William en vient à lui dire ce que lui aimerait pouvoir faire, veiller sur Isaiah, prendre soin de lui comme il en a envie même s'il lui affirme qu'il ne va pas changer de comportement. Ce qui est vrai, pourquoi changerait-il vraiment ? Cela serait juste un peu différent ou avec quelques nuances en plus. Le vampire ne compte pas se mettre à couver Isaiah, pas plus qu'il ne le faisait jusque là, l'air de rien sans qu'il le remarque, ni l'étouffer non plus. Mon dieu non, cela serait invivable pour les deux, déjà qu'il y a cette possessivité ouvertement lâchée comme une bombe, qu'il va devoir la réguler et faire confiance à Isaiah. Disons qu'il a déjà confiance en Isaiah mais il se souvient de leur début donc forcément, il a cette crainte qui perdure, même en ne lui ayant jamais demandé la fidélité. Peut-être qu'il aurait dû le faire, peut-être même qu'il devrait le faire maintenant mais il sait aussi qu'il ne le fera pas.
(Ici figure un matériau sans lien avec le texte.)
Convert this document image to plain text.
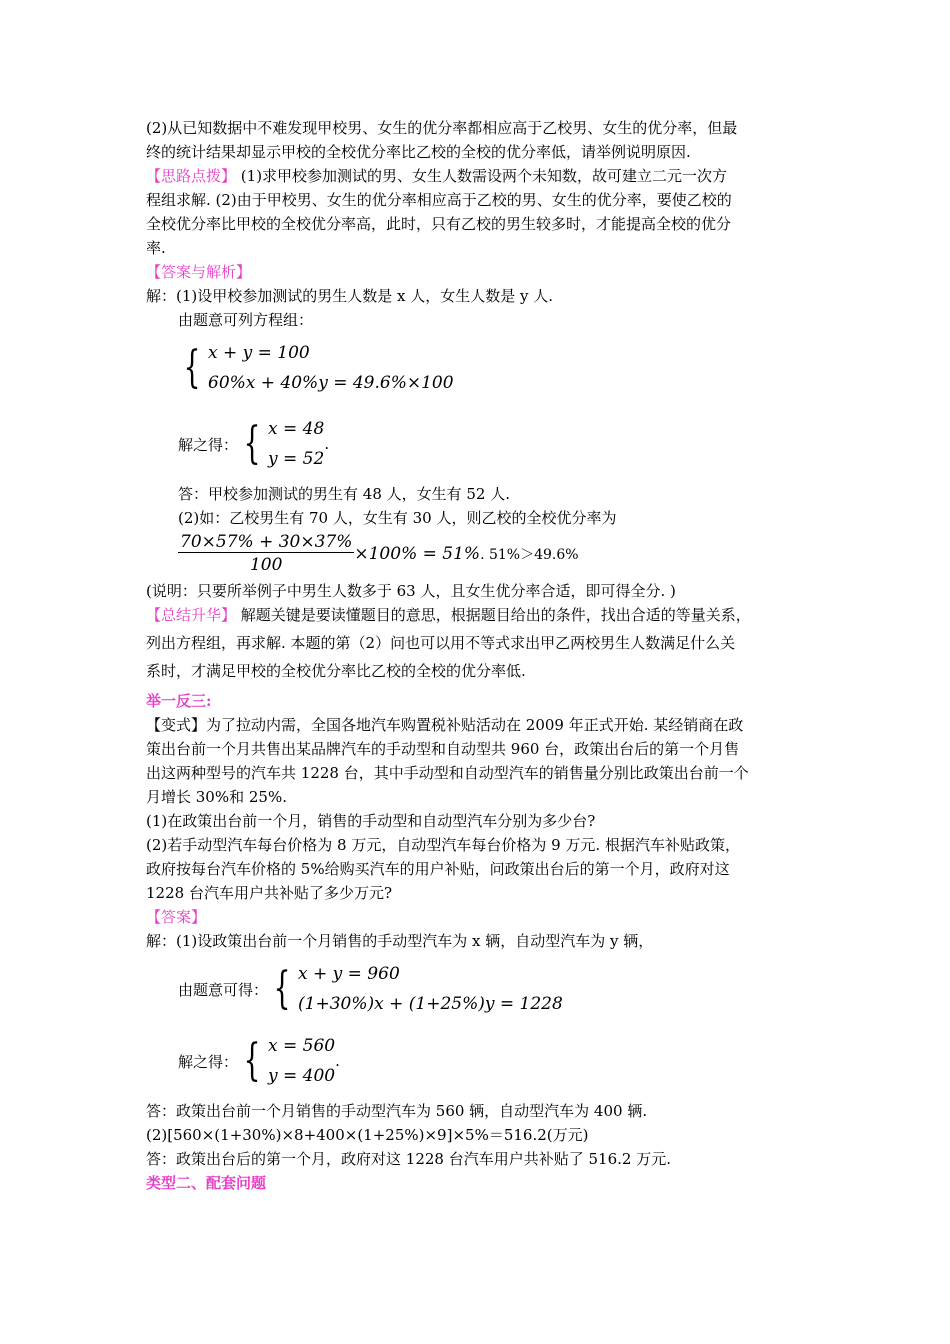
(2)从已知数据中不难发现甲校男、女生的优分率都相应高于乙校男、女生的优分率，但最
终的统计结果却显示甲校的全校优分率比乙校的全校的优分率低，请举例说明原因.
【思路点拨】 (1)求甲校参加测试的男、女生人数需设两个未知数，故可建立二元一次方
程组求解. (2)由于甲校男、女生的优分率相应高于乙校的男、女生的优分率，要使乙校的
全校优分率比甲校的全校优分率高，此时，只有乙校的男生较多时，才能提高全校的优分
率.
【答案与解析】
解：(1)设甲校参加测试的男生人数是 x 人，女生人数是 y 人.
由题意可列方程组：
{ x + y = 100
60%x + 40%y = 49.6%×100
解之得： { x = 48
y = 52
.
答：甲校参加测试的男生有 48 人，女生有 52 人.
(2)如：乙校男生有 70 人，女生有 30 人，则乙校的全校优分率为
$\frac{70\times 57\% + 30\times 37\%}{100} \times 100\% = 51\%$ . 51%＞49.6%
(说明：只要所举例子中男生人数多于 63 人，且女生优分率合适，即可得全分. )
【总结升华】 解题关键是要读懂题目的意思，根据题目给出的条件，找出合适的等量关系，
列出方程组，再求解. 本题的第（2）问也可以用不等式求出甲乙两校男生人数满足什么关
系时，才满足甲校的全校优分率比乙校的全校的优分率低.
举一反三:
【变式】为了拉动内需，全国各地汽车购置税补贴活动在 2009 年正式开始. 某经销商在政
策出台前一个月共售出某品牌汽车的手动型和自动型共 960 台，政策出台后的第一个月售
出这两种型号的汽车共 1228 台，其中手动型和自动型汽车的销售量分别比政策出台前一个
月增长 30%和 25%.
(1)在政策出台前一个月，销售的手动型和自动型汽车分别为多少台?
(2)若手动型汽车每台价格为 8 万元，自动型汽车每台价格为 9 万元. 根据汽车补贴政策，
政府按每台汽车价格的 5%给购买汽车的用户补贴，问政策出台后的第一个月，政府对这
1228 台汽车用户共补贴了多少万元?
【答案】
解：(1)设政策出台前一个月销售的手动型汽车为 x 辆，自动型汽车为 y 辆，
由题意可得： { x + y = 960
(1+30%)x + (1+25%)y = 1228
解之得： { x = 560
y = 400
.
答：政策出台前一个月销售的手动型汽车为 560 辆，自动型汽车为 400 辆.
(2)[560×(1+30%)×8+400×(1+25%)×9]×5%＝516.2(万元)
答：政策出台后的第一个月，政府对这 1228 台汽车用户共补贴了 516.2 万元.
类型二、配套问题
Parce que le faire serait revenir à dire à Isaiah qu'il n'a pas confiance en lui hors ça serait faux. Non, prendre soin d'Isaiah veut surtout dire pouvoir l'apaiser et pas seulement avec du sexe mais lui offrir ses bras, l'avoir contre lui. Comme un c'est bon la journée est terminée, détend toi mon amour, repose toi je suis là. Même si en même temps, il aurait pu parler du reste comme de l'alcool, de sa manière de se nourrir, de penser à se laver ou à dormir. Mais si Isaiah est plus détendu, peut-être que ça viendra tout seul non ? En tout cas le vampire y compte. Encore faut-il que le chasseur accepte et dieu sait que cela ne va pas être simple pour lui, cela va même être difficile et plus encore d'arriver à faire confiance à William. Est-ce que seulement, Isaiah a déjà eu confiance en William ? Ah.
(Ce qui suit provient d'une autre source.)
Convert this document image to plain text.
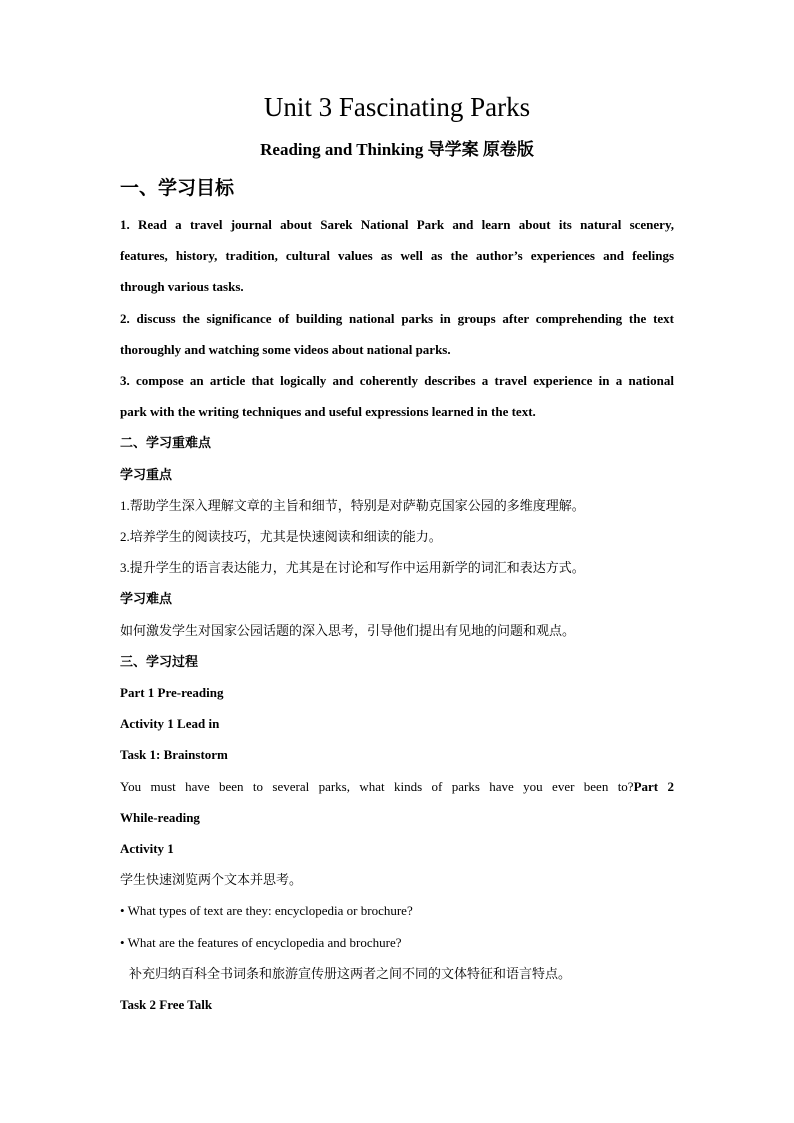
Unit 3 Fascinating Parks
Reading and Thinking 导学案 原卷版

一、学习目标

1. Read a travel journal about Sarek National Park and learn about its natural scenery,

features, history, tradition, cultural values as well as the author’s experiences and feelings

through various tasks.

2. discuss the significance of building national parks in groups after comprehending the text

thoroughly and watching some videos about national parks.

3. compose an article that logically and coherently describes a travel experience in a national

park with the writing techniques and useful expressions learned in the text.

二、学习重难点

学习重点

1.帮助学生深入理解文章的主旨和细节，特别是对萨勒克国家公园的多维度理解。

2.培养学生的阅读技巧，尤其是快速阅读和细读的能力。

3.提升学生的语言表达能力，尤其是在讨论和写作中运用新学的词汇和表达方式。

学习难点

如何激发学生对国家公园话题的深入思考，引导他们提出有见地的问题和观点。

三、学习过程

Part 1 Pre-reading

Activity 1 Lead in

Task 1: Brainstorm

You must have been to several parks, what kinds of parks have you ever been to?Part 2

While-reading

Activity 1

学生快速浏览两个文本并思考。

• What types of text are they: encyclopedia or brochure?

• What are the features of encyclopedia and brochure?

补充归纳百科全书词条和旅游宣传册这两者之间不同的文体特征和语言特点。

Task 2 Free Talk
La réponse d'Isaiah à tout ceci arrive et c'est au vampire de déglutir difficilement. Foutue culpabilité qui revient au triple galop sur le devant de la scène. Jamais il n'aurait dû partir même s'il avait ses raisons, il l'avait fait pour Isaiah avant tout mais aussi un peu pour lui, oui. Comment aurait-il pu continuer à voir l'homme qu'il aime se détruire à cause de lui, de sa présence, de sa nature ? Il voulait lui permettre de l'oublier, de se reconstruire et a fait encore plus de dégâts. William ne répond rien à ces premières paroles, sinon il repartirait dans ces je suis désolé, pardonne moi, je ne partirais plus nul part. Est-ce que la suite est mieux ? Pas vraiment, cela lui fait mal au cœur à entendre mais en même temps Isaiah est honnête alors n'est-ce pas là le principal ? Bien sûr que oui. Il doit juste faire abstraction de ce le temps est compté parce que cela fait un peu trop référence à une possible mort du chasseur et que c'est sans aucun doute la pire pensée possible pour le vampire.

- J'en suis conscient que tu as besoin d'être seul par moment.

Un moyen de lui affirmer que ce point il le sait parfaitement, même si Isaiah lui a dit vouloir changer ou du moins faire des efforts, cela ne va pas se faire en claquant des doigts. Son humain le lui a dit cela aussi, que ça va prendre du temps et il le lui redit. William sait qu'il peut gérer cela, il a bien fait avec un Isaiah plus que sauvage pendant des années, rien ne changera ça. Au moins peut-il mettre l'anneau au doigt du chasseur, de quoi rendre leur fiançailles encore plus officielles. Il l'observe, le voit avec ce léger sourire et fixer son doigt, il veut bien croire que cela fait étrange à Isaiah. Par contre, il ne sait pas à quoi s'attendre pour la suite, est-ce qu'Isaiah va prendre le second anneau et faire de même ou bien non ? Alors encore une fois, William le laisse faire à sa guise, le laisse analyser les choses et venir. Oui il ne peut qu'attendre et voir comment cela va se passer. Il ne tarde pas à le savoir finalement avec Isaiah qui prend sa main, dépose des baisers dessus puis sur son poignet avant de venir l'embrasser. Non, il n'est pas étonné que le baiser devienne plus passionné, il a senti Isaiah se calmer, revenir à un mode de fonctionnement plus habituel, de ce fait il était logique que leurs baisers redeviennent ainsi. Oui même si la tendresse est toujours là, alors bien sûr que oui il répond à ce baiser, ce n'est même pas une question à poser. La surprise venant après avec cette demande de la part d'Isaiah, il ne risquait pas de s'y attendre le vampire et c'est à son tour de sourire et de n'avoir aucune seconde d’hésitation pour répondre.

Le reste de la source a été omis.